So I've never come across this, but I have 2 computers:
Dell Inspiron Desktop, Win7 Home Premium SP1 x64
Dell Inspiron Laptop, Win7 Home Premium SP1 x64
What I need to do is share a folder on the desktop computer with the laptop, I haven't shared a folder on a non-pro windows computer since the Win98 days and I usually have a specific account for the shared folder on my home computer (Win7 Ultimate SP1 x64) but here's what I've tried.
By default in Win7 when you share a folder it's shared to 'Everyone' with read-only access by default, so I changed it to allow Modify and Full control too. I've also set the network sharing to not use password file shares. On the laptop when I browse the network I can see the folder listed, but when I try to open it I get the "resource can't be accessed" error message, which is confusing because I would have thought the read-access would at least work.

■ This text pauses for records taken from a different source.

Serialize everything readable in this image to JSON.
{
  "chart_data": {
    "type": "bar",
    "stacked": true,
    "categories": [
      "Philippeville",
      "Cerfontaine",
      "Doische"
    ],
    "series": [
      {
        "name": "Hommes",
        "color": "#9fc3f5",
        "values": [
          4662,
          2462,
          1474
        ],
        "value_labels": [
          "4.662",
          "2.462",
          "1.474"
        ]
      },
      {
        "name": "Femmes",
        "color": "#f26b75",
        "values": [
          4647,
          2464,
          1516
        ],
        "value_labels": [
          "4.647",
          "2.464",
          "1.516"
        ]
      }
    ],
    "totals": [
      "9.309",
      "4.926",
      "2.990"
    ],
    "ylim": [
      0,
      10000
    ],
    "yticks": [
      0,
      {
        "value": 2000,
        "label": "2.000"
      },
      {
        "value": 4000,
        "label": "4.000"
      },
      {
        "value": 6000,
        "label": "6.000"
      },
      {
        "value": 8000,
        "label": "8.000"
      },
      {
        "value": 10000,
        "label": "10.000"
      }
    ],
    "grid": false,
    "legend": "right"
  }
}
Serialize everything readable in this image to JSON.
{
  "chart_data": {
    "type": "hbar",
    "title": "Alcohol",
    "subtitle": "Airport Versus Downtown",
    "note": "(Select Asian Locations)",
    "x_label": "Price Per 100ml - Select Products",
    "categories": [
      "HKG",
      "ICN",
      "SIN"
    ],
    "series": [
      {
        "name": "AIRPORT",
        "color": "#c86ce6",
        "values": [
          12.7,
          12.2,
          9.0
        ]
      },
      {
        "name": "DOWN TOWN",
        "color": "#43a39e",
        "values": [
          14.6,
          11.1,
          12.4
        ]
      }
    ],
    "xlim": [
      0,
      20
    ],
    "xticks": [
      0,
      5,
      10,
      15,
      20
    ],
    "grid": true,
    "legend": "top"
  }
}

So then I started googling and I noticed that whenever someone wants to share a folder, in any manor, none of the windows defaults actually work. You need to create a 2nd account on the computer (no big deal cause I have several on my desktop just for file sharing) and while it's a pain to not have the create user stuff in the computer management on a home premium computer, I was able to create a regular user account with the same name as the laptop (with a password) and I set the networking settings to share using a password, then I went to the folder, removed the 'Everyone' and put in the new account and everything but now whenever the laptop tries to connect to the desktop, I get the "can't access the resource" error right away and I also noticed that the shared printer no longer works on the laptop either, so the desktop's refusing print jobs now too. So what am I doing wrong?
I also noticed that Home Premium doesn't have a group policy editor either, so how do I make it so the new account isn't able to log in locally? I don't want windows to prompt for an account to log in to which it's doing now, it should auto-login to the default admin account (no password set) like the laptop still does.
I hope I've explained the situation clearly enough, I miss the days where you could just create an account (doesnt even need a password to be set) in the computer management, set it to be a non-local login account in the policy editor, share the folder for the account and it just worked, but other than the Ultimate edition all of that seems to be missing and it's amazing that MS doesn't really have an equivalent for these basic windows management tools.